Les
Versets sataniques – Salman
Rushdie
(The Satanic Verses, 1988)
Pocket,
2000, 700 pages
Traduction
d’A. Nasier
Suite à l’explosion d’un avion au-dessus de la
Manche, Gibreel Farishta, acteur indien adulé, et Saladin Chamcha, homme des
Mille Voix et anglophile, tombent du ciel agrippés l’un à l’autre.
Que signifie ce supplément de vie ?
Auraient-ils été choisis par un démiurge ? Et pourquoi ?
Que sont ces rêves qui s’intercalent dans
l’histoire principale et qui semblent entretenir des liens avec elles ?
> Il y a deux obstacles majeurs à sa lecture :
le roman est fort épais et sa narration en mille-feuilles perd le lecteur
pendant un bon moment. Ce n’est qu’une fois que l’on a compris l’organisation
du roman que son sens s’éclaircit et que sa lecture devient aisée, voire
plaisante. Pour le lecteur francophone, il faut aussi compter sur une
traduction abominable. Le style de Rushdie est certes particulier mais il n’a
rien à voir avec cette bouillie parfois à la limite du lisible.

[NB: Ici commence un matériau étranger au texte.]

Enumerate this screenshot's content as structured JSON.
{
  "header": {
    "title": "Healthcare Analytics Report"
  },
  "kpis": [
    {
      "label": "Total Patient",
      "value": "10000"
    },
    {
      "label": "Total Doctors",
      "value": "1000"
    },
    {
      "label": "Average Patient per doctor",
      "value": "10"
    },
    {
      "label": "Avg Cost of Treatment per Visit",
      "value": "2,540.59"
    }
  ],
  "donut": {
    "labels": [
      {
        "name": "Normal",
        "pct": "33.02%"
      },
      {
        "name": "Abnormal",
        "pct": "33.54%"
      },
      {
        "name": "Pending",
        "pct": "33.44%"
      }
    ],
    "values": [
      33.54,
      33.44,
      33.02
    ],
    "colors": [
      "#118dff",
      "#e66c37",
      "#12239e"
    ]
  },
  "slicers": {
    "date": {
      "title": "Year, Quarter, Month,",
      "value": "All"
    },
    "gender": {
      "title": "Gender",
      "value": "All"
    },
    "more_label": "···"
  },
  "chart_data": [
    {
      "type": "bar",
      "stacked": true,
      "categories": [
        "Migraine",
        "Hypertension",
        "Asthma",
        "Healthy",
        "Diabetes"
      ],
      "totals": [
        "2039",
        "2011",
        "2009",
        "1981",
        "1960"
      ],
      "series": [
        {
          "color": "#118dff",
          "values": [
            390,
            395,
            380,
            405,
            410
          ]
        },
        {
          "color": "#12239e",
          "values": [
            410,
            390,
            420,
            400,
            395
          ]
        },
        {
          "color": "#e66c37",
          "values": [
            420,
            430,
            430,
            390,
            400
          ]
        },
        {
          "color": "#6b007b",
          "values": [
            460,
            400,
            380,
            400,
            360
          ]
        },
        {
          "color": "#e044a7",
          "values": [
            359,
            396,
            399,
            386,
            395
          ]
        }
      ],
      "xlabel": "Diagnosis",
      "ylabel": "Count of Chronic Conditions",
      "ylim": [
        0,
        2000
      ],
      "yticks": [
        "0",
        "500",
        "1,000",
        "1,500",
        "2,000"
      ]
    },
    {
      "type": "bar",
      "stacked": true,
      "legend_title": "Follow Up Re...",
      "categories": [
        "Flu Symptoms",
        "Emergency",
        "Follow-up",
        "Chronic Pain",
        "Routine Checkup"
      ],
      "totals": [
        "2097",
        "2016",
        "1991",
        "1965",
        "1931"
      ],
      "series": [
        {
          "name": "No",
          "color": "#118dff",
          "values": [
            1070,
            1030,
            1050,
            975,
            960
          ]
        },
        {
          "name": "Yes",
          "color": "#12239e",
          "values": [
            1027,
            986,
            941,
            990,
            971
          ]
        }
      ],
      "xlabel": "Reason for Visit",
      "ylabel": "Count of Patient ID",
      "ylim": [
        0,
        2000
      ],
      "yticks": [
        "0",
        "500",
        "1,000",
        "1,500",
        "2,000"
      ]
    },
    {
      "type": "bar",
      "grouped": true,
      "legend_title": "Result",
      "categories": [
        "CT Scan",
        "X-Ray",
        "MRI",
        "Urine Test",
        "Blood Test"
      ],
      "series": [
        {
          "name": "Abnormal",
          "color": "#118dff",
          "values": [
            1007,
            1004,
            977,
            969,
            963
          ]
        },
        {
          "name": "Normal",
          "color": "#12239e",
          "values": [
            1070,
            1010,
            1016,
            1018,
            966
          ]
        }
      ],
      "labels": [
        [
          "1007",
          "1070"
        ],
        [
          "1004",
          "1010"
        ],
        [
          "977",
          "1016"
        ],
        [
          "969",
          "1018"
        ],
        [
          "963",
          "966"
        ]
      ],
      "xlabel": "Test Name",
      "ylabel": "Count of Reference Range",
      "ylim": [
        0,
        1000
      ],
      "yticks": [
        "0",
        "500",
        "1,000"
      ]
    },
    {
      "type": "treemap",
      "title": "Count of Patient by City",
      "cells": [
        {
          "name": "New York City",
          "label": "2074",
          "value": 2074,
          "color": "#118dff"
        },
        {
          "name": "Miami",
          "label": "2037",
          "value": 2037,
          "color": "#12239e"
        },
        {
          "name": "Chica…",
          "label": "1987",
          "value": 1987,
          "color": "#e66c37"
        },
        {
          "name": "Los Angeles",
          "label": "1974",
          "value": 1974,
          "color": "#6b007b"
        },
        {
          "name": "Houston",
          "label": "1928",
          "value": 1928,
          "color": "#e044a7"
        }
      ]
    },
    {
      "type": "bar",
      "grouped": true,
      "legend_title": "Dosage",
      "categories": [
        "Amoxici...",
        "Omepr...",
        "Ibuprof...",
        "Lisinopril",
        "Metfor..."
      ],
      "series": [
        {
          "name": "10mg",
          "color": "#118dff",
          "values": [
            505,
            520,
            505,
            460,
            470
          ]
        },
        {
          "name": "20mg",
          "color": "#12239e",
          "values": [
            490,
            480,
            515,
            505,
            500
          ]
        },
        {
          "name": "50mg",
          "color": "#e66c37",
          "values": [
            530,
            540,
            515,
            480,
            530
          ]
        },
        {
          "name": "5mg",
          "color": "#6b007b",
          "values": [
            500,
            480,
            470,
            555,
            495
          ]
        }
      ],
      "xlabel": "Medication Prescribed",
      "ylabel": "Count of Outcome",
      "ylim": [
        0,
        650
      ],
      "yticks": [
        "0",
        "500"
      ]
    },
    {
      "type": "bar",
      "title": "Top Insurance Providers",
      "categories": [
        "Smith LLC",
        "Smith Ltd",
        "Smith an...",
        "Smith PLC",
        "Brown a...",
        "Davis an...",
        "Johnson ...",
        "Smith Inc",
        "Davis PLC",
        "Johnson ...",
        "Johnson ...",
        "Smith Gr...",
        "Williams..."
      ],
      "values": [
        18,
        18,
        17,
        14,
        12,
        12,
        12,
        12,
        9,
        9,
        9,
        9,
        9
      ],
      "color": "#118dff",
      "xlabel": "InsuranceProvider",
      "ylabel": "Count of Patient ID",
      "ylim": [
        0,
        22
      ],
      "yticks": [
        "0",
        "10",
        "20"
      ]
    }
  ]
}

> Le récit principal est entrecoupé d’histoires a priori totalement déconnectées, et de
l’histoire de départ, et entre elles. Or quelques indices nous font deviner le
maillage qui les relie et le projet de l’auteur. C’est finalement très bien
conçu même si le lecteur doit prendre son mal en patience. En outre, le roman
est foisonnant, très « indien » : quantité de personnages (et
l’idée de Rushdie peut renforcer la confusion), des aventures qui partent en
tous sens au point de faire douter le lecteur de l’existence d’une structure
quelconque, un langage dont la sobriété est exclue auxquels il faut ajouter du
réalisme magique. Comparativement, Les enfants de minuit, qui compte
pourtant bien des points communs avec ce livre, est soporifique.
> Cependant, sur le fond, ce n’est pas du tout un
livre compliqué ; c’est la forme qui demande le plus d’attention. Ainsi on
peut considérer que ce roman est tout à fait accessible, ce que sa réputation
ne laisse pas entendre.
Gibreel et Saladin traversent des crises
identitaires particulières puisqu’ils ont été sauvés mais aussi pris en otage
par une puissance un brin sadique ; ils ne s’appartiennent plus. L’un
finira fou ; l’autre s’en sortira in extrémis.
Entretemps, une débauche d’aventures se déroule
très progressivement et le lecteur patient en sera récompensé.
> Ce roman, perçu avant tout comme une critique de
l’islam ou, à tout le moins, comme une histoire de mauvais goût tournant en
dérision l’islam est en vérité une œuvre d’imagination où l’auteur fait certes preuve
d’impertinence mais ce n’est pas un crime (Saramago, avec L’évangile de Jésus Christ,
roman joyeux et irrévérencieux s’il en est, essuya quelques secousses et finit
par s’exiler aux Canaries. Cela est sans commune mesure avec les conséquences
qu’eut la publication des Versets
sataniques sur Rushdie). A moins d’avoir l’esprit tordu, ou de n’avoir rien
compris au roman, on ne peut pas s’arrêter à cela. Cette œuvre dépasse de loin
la critique bête et méchante d’une religion, religion que Rushdie choisit parce
que c’était celle qu’il connaissait le mieux. D’ailleurs, l’écrivain ne se gêne
pas non plus pour dénoncer le regard des occidentaux sur les orientaux et les
non-Blancs en général ; les difficultés des immigrés et la partialité de
la police à leurs égards sont amplement abordées et cela sans le moindre
angélisme, bien au contraire. De même, la société indienne en prend pour son
grade.
En définitive, ce que l’on retient de ce livre,
c’est son histoire au déploiement très réussi, parfois amusante et surtout
débordante d’imagination. Et c’est bien le travail de l’écrivain que de se servir
de la fiction pour enchanter le lecteur. On finit par se dire que c’était un
peu court et que l’on n’était pas prêt à abandonner les personnages.